Critiques Cinéma

JOHN MCCABE (Critique)

SYNOPSIS : En 1902, John McCabe arrive à Presbyterian Church, une petite ville de l’Ouest américain, pour ouvrir un bordel. Mme Constance Miller, une prostituée, lui propose son aide et son expérience en échange d’une partie des bénéfices. McCabe accepte, mais le succès de l’établissement fait des jaloux…

Le film de Robert Altman est une fidèle adaptation du roman La Belle Main (McCabe) d’Edmund Naughton, paru en 1959. John McCabe, c’est comme une plongée dans l’utopie sous forme de valse entre deux personnages, coincés en milieu hostile, au plus fort pourtant de leurs aspirations respectives à une forme de liberté. Vouloir vivre sans entrave dans l’Ouest Américain en ce début du 20ème siècle est un véritable impossible. C’est une histoire de contrastes avec McCabe et Miss Miller face au monde. Contrairement à la version originale du scénario proposée par Brian McKay, jugée trop conventionnelle aussi bien par le réalisateur Robert Altman que par son acteur vedette Warren Beatty, C’est aussi un western un peu anti western, et dans l’œil du cinéaste Altman une forme de remise en cause des fondations de l’Amérique. On pourrait y voir une forme de cousinage pas trop éloigné avec l’héritage réel de Sam Peckinpah ou encore La porte du paradis (1980) de Michael Cimino.

Avec John McCabe, c’est comme si le film dans l’inventivité de ses images, sentait la terre, la poussière jusque dans les recoins de chaque plan. Qui plus est avec Warren Beatty dans le rôle-titre, totalement à contre-emploi, qui s’enfonce un coup dans la boue, un coup dans la neige.

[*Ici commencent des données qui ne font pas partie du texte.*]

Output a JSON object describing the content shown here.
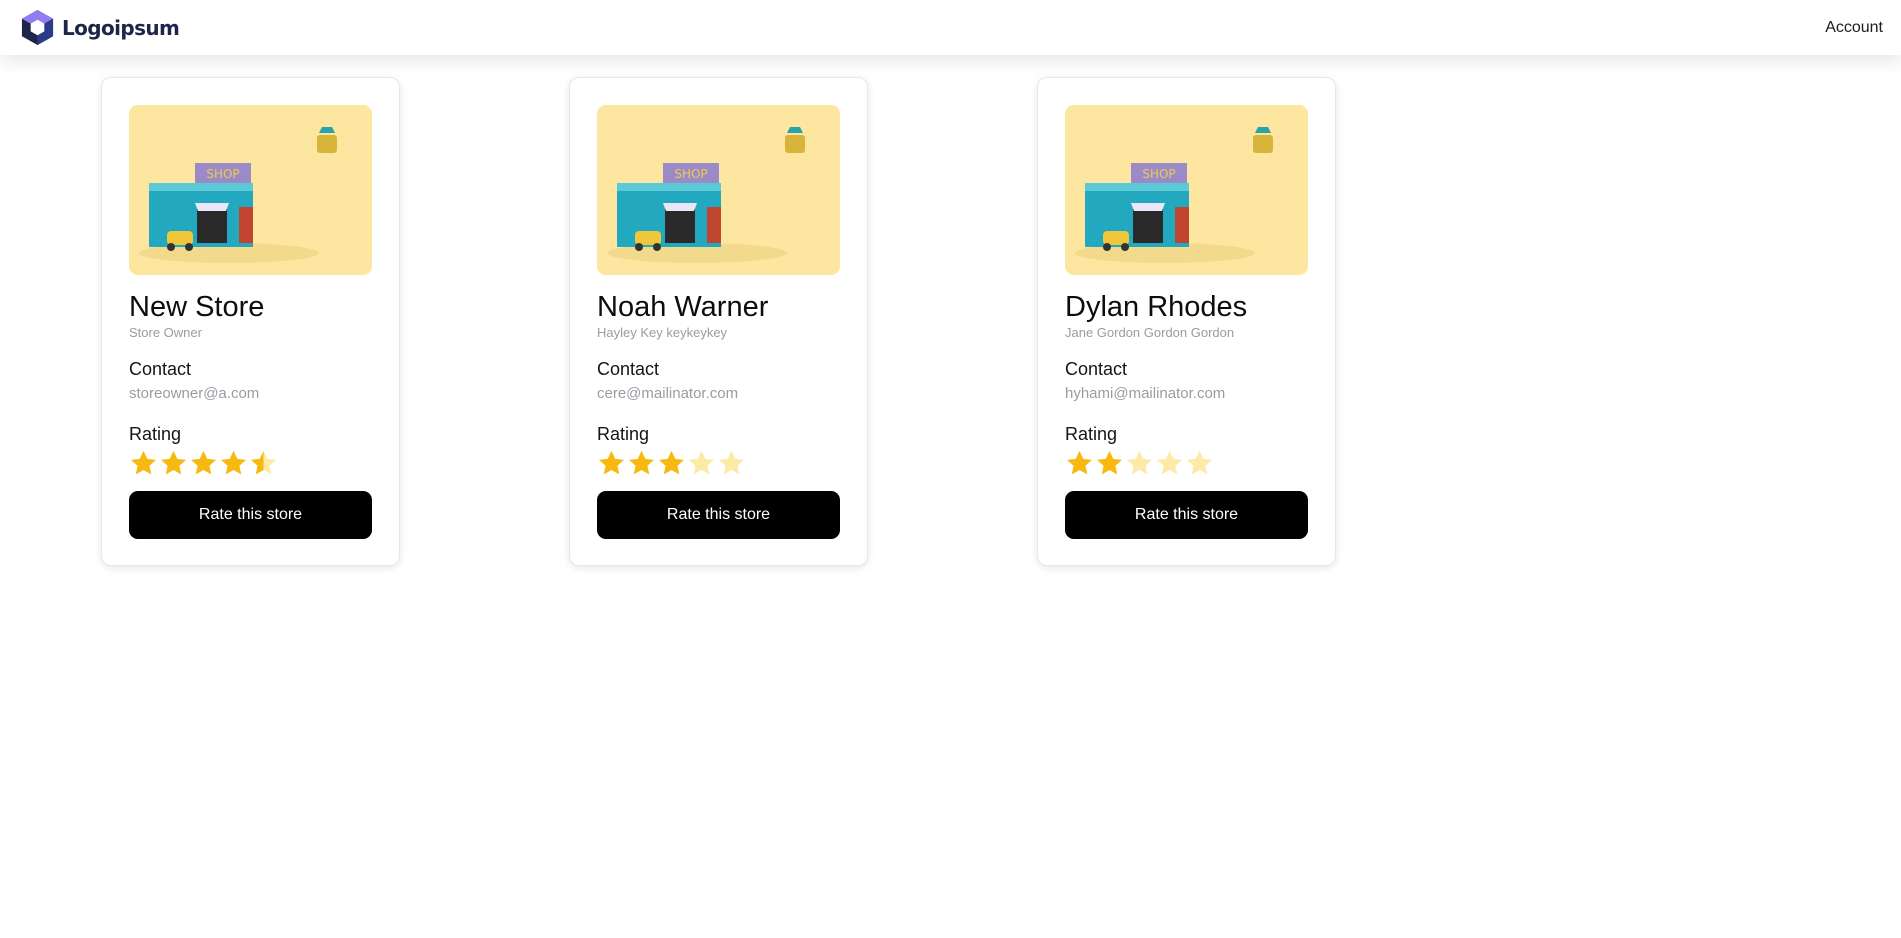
{
  "header": {
    "brand_name": "Logoipsum",
    "account_label": "Account"
  },
  "colors": {
    "star_filled": "#f7b90f",
    "star_empty": "#fdeaa6",
    "button_bg": "#000000",
    "image_bg": "#fde7a0"
  },
  "stores": [
    {
      "name": "New Store",
      "owner": "Store Owner",
      "contact_label": "Contact",
      "email": "storeowner@a.com",
      "rating_label": "Rating",
      "rating": 4.5,
      "rating_max": 5,
      "button_label": "Rate this store",
      "image_text": "SHOP"
    },
    {
      "name": "Noah Warner",
      "owner": "Hayley Key keykeykey",
      "contact_label": "Contact",
      "email": "cere@mailinator.com",
      "rating_label": "Rating",
      "rating": 3,
      "rating_max": 5,
      "button_label": "Rate this store",
      "image_text": "SHOP"
    },
    {
      "name": "Dylan Rhodes",
      "owner": "Jane Gordon Gordon Gordon",
      "contact_label": "Contact",
      "email": "hyhami@mailinator.com",
      "rating_label": "Rating",
      "rating": 2,
      "rating_max": 5,
      "button_label": "Rate this store",
      "image_text": "SHOP"
    }
  ]
}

C’est aussi plusieurs actions dans le même plan, et à nouveau une affaire de contrastes, entre une impression de fluidité dans la mise en scène malgré ce bordel savamment entretenu, aussi bien sur l’aspect formel que sur le fond du récit avec cet établissement qui crée tant de convoitises. Techniquement parlant, le chef opérateur Vilmos Zsigmond utilise un système de caméras sur rails avec intégration de zooms. Une technique qu’il peaufinera ensuite dans le temps, notamment avec Brian De Palma, et les fameux panoramiques souvent utilisés par le cinéaste. Ici, la volonté était celle d’un réalisme poétique qui se ressent pleinement devant l’écran. La photo est sublime et prend aussi totalement le contrepied des classiques du genre.

La musique enivrante de Léonard Cohen (c’est Hugues Auffray pour la VF, et malgré tout l’amour que l’on porte au chanteur français, ici la VO est indispensable !!) se marie avec alchimie et symbiose à ce qui se passe à l’écran. Encore une saisissante histoire de contraste entre les ballades et presque les complaintes empreintes de tendresse du musicien et la violence ordinaire qui se joue à l’écran. L’on comprend mieux quand on sait que c’est cet amour de la musique de Léonard Cohen et toute l’atmosphère si singulière qui a donné envie à Altman de réaliser le film. Rien que pour la complémentarité entre l’image et le son, John McCabe est une expérience sensorielle à nulle autre pareille. Un quasi anti western avec un anti héros et presque même un non cow-boy qu’est ce John McCabe. Pas à l’aise avec un colt dans les mains, c’est un euphémisme, il ne compte pas très vite non plus, dans une scène hilarante avec Miss Miller où il prend une leçon de calcul mental. Il est tout sauf héroïque, si ce n’est dans ce dessein contemporain de l’entrepreneur qui veut juste qu’on le laisse prospérer. Son décalage avec ses pairs est la clé de voute du film tant l’atypisme du personnage crève l’écran. Il est d’ailleurs complètement dépassé par Miss Miller qui mène en réalité l’affaire et s’il est prêt à tout pour elle, cette dernière utilise surtout les moyens financiers importants du candide bonhomme pour faire fructifier leur association. Une femme forte qui domine le héros, dans un univers pourtant impitoyable, on dirait clairement du féminisme d’avant-garde !! Ce que pense réellement Miss Miller la forte face à McCabe le faible s’orientera vers à minima de la tendresse au fil du long-métrage. Une relation passionnante qui rythme la narration.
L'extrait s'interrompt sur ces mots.